Updated

Before President Obama's choice to head the Commerce Department could even get the official nod Tuesday, a Senate GOP leadership aide reminded that nearly the entire conference announced, back in March, that any Commerce Department nominee would face a blockade of 44 Republicans until the Administration sends up two Bush-era free trade pacts for Congressional approval.

In a letter from nearly the entire Senate GOP conference to Majority Leader Harry Reid, D-Nev., on March 14, the lawmakers called both the Panama and Colombia free trade agreements crucial to America's economic recovery and state, "(U)ntil the President submits both agreements to Congress for approval and commits to signing implementing legislation into law, we will use all the tools at our disposal to force action, including withholding support from any nominee for Commerce Secretary and any trade-related nominees."

Obama on Tuesday tapped the 67-year old former head of the energy company Edison International, John Bryson, who also co-founded the environmental group National Resources Defense Council (NRDC).

The trade deals were hammered out three years ago, a delay the GOP group called "unnecessary and inexcusable."

But a spokesman for the Senate Democratic caucus, Brian Fallon, said, "Republicans threatening to hold up action in the Senate is about as dog-bites-man as it gets."

At the heart of the delay is a dispute over worker rights. The White House and congressional Democrats have said the agreements must be tied to a renewal of the Trade Adjustment Assistance (TAA) program which provides benefits to workers displaced by rising imports.

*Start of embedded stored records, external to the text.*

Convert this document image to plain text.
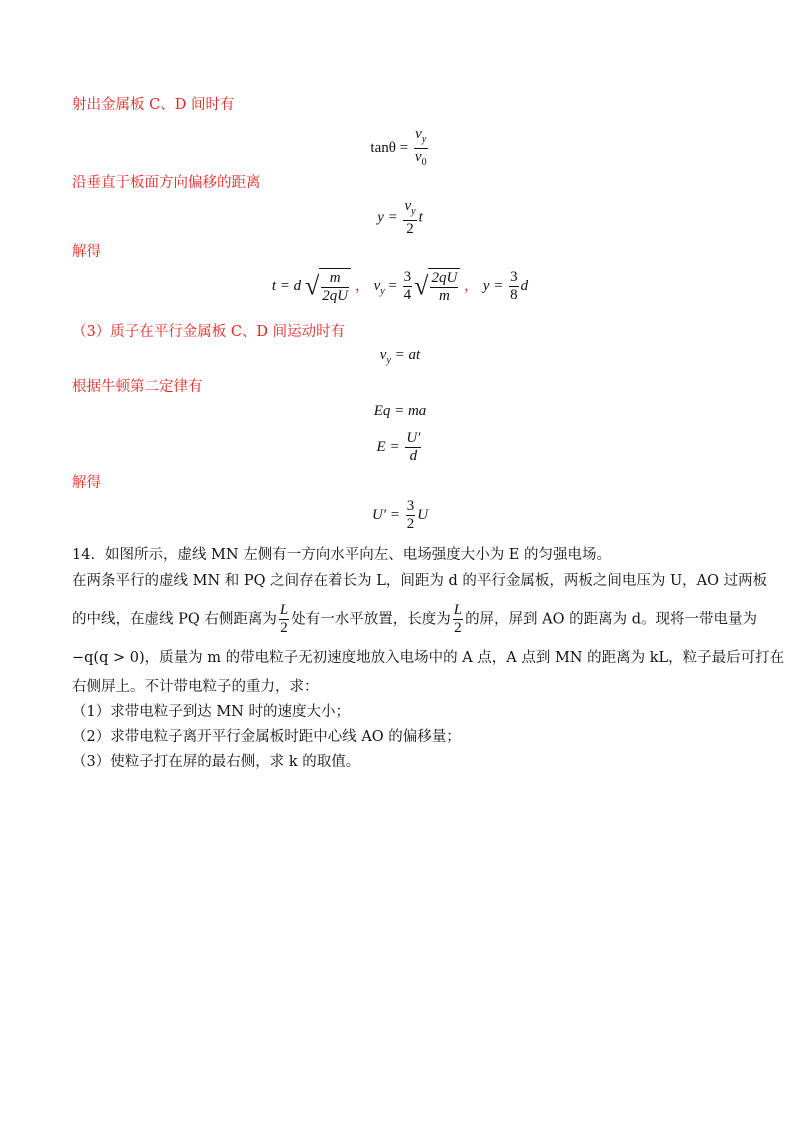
射出金属板 C、D 间时有
$\tan\theta = \frac{v_y}{v_0}$
沿垂直于板面方向偏移的距离
$y = \frac{v_y}{2}$ t
解得
t = d √ $\frac{m}{2qU}$ ， $v_y = \frac{3}{4}$ √ $\frac{2qU}{m}$ ， $y = \frac{3}{8}$ d
（3）质子在平行金属板 C、D 间运动时有
$v_y$ = at
根据牛顿第二定律有
Eq = ma
$E = \frac{U'}{d}$
解得
$U' = \frac{3}{2}$ U
14．如图所示，虚线 MN 左侧有一方向水平向左、电场强度大小为 E 的匀强电场。
在两条平行的虚线 MN 和 PQ 之间存在着长为 L，间距为 d 的平行金属板，两板之间电压为 U，AO 过两板
的中线，在虚线 PQ 右侧距离为 $\frac{L}{2}$ 处有一水平放置，长度为 $\frac{L}{2}$ 的屏，屏到 AO 的距离为 d。现将一带电量为
−q(q > 0)，质量为 m 的带电粒子无初速度地放入电场中的 A 点，A 点到 MN 的距离为 kL，粒子最后可打在
右侧屏上。不计带电粒子的重力，求：
（1）求带电粒子到达 MN 时的速度大小；
（2）求带电粒子离开平行金属板时距中心线 AO 的偏移量；
（3）使粒子打在屏的最右侧，求 k 的取值。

Senate Finance Committee Chairman Max Baucus, D-Mont., whose panel is responsible for moving the trade pacts, recently said both FTA's must pass in tandem with TAA, "otherwise nothing passes. It's all or nothing."

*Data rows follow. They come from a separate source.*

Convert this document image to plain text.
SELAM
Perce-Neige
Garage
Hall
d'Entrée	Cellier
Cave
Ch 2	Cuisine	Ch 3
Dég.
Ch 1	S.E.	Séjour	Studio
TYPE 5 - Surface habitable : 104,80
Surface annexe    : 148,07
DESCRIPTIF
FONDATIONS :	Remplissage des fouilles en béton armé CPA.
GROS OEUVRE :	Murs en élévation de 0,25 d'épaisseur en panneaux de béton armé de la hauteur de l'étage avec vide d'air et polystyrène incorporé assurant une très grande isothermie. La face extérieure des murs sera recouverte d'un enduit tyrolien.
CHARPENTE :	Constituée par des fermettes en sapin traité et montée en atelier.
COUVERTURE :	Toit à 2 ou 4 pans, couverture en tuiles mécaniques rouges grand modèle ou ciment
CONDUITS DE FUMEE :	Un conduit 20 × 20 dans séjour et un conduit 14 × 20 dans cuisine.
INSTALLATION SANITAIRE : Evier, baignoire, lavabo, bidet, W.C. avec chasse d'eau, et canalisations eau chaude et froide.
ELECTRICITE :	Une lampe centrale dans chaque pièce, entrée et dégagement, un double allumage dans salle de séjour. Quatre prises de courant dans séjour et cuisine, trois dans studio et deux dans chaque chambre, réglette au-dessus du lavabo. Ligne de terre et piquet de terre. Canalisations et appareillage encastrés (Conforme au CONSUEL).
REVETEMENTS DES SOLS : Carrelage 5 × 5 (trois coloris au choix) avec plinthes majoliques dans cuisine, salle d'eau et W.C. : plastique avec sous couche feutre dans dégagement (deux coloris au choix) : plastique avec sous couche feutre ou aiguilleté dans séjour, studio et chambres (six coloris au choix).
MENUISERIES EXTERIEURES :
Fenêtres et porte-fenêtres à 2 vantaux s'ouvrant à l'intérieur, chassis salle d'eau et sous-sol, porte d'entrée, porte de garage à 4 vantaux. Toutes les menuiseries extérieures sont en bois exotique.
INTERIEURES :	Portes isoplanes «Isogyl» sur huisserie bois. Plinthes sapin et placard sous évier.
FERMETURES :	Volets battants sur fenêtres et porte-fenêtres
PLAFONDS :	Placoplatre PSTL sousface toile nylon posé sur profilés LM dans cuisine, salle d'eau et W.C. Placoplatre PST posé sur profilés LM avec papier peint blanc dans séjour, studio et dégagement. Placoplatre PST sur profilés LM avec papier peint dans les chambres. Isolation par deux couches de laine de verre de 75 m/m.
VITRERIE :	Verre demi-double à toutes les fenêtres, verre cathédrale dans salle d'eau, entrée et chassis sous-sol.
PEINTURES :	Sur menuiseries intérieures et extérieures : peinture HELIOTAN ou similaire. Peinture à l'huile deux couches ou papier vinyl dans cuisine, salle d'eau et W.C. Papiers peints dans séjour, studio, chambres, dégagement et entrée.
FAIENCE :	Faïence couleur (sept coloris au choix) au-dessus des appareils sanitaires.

The Administration and its congressional allies want to seal the trade agreements with TAA, so that the worker benefits package enjoys the same procedural fast track privileges. Trade deals, under fast-track procedures, cannot be filibustered and must receive straight up-or-down votes within 90 days of the president sending up implementing legislation.

"The time for delay is over," the letter says. "Colombia and Panama are strong democratic allies in Latin America and both have undertaken serious and meaningful reforms, many of which directly address the concerns of those who want to further delay these agreements. Yet the administration continues to move the goalpost by withholding clear direction and not providing a specific timetable for implementation."

Baucus' GOP counterpart, Orrin Hatch of Utah, recently said the spat "looks like just a payoff to the unions."

Three Republicans did not sign the letter: Rand Paul of Kentucky, and Maine's Olympia Snowe and Susan Collins.